Drake plugged in numbers and came up with 50,000 fellow galaxians in 1961. Forgan came up with 31,574 back in 2008. But still Fermi echoes down the hall: “Where is everybody?” The more science uncovers, it appears that we are an early beneficiary of a side-effect of how the universe changes over time. Alpha is falling, so we should expect a wave of more frequent (and more complex) arrangements of matter for the next billion years.
In a billion years, there will be a crescendo of intelligent life filling space with transmissions. If we survive to see that, we will be the “ancient ones” who shepherded a billion worlds. If we don’t, someone else will, because they’re coming, soon and lots of them. We are just early to the party. We are probably not the first in this universe, but we are very early in the wave.
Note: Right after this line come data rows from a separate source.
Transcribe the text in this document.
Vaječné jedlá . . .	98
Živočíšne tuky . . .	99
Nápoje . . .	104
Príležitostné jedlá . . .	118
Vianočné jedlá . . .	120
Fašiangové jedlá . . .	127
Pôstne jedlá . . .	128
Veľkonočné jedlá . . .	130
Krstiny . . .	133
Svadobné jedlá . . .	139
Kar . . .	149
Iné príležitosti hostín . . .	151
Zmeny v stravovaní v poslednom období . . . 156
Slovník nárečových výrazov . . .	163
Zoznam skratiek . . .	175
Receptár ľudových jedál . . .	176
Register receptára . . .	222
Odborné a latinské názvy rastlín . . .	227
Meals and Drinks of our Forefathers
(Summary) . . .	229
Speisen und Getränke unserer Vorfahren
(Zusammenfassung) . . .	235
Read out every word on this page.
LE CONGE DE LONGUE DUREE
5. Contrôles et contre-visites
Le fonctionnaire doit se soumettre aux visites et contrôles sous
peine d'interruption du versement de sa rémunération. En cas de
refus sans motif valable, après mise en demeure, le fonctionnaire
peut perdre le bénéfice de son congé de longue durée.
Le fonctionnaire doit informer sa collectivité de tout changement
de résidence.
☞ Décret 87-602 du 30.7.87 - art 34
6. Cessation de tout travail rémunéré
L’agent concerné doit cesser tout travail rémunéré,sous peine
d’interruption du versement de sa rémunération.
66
Any ape knows the advantage of being the first to an unpicked berry bush, but the smarter ape tastes the soil in which berry bushes grow, then poops on the same kind of plot further along the creek. Humans can explore and expand, but there are no aliens to either embrace or exterminate us. We greenhorn humans are just early, that’s all. There will be plenty of aliens later, because a decreasing value of alpha enhances the stability of existing carbon.
Fermi’s Paradox is not a mystery. The permanence and stability of matter itself is increasing all across the universe, as far as we can see. In a billion years this will reach a high-water mark, then ebb. Because life on Earth was 3 billion years early, implies that we’ll keep meeting new galactic neighbors for the next several billion years. Hey SETI, enjoy the relaxing silence while it lasts. A billion years from today, the noise will be deafening.
If all this speculation is true, then there are strategic aspects. METI, for instance, doesn’t mean a thing, one way or another. There’s either zero or few possible recipients of our call. SETI however, becomes much more important with each passing million years. When each new life gets to the level of EM leakage, we want to know about it.
Foolishly taking our own example as a median, the path from the discovery of magnetism to space travel could take anywhere from a hundred years to 50,000,000 years. Took us a couple thousand, but from supraplanetary EM ejaculations to space trips, only took us 70 years. By the time we see alien sitcoms, we will either be spacefaring because we’ve been smart or will become spacefaring in a crash program in 30 years at great cost, because we were too wrapped up in our own little world.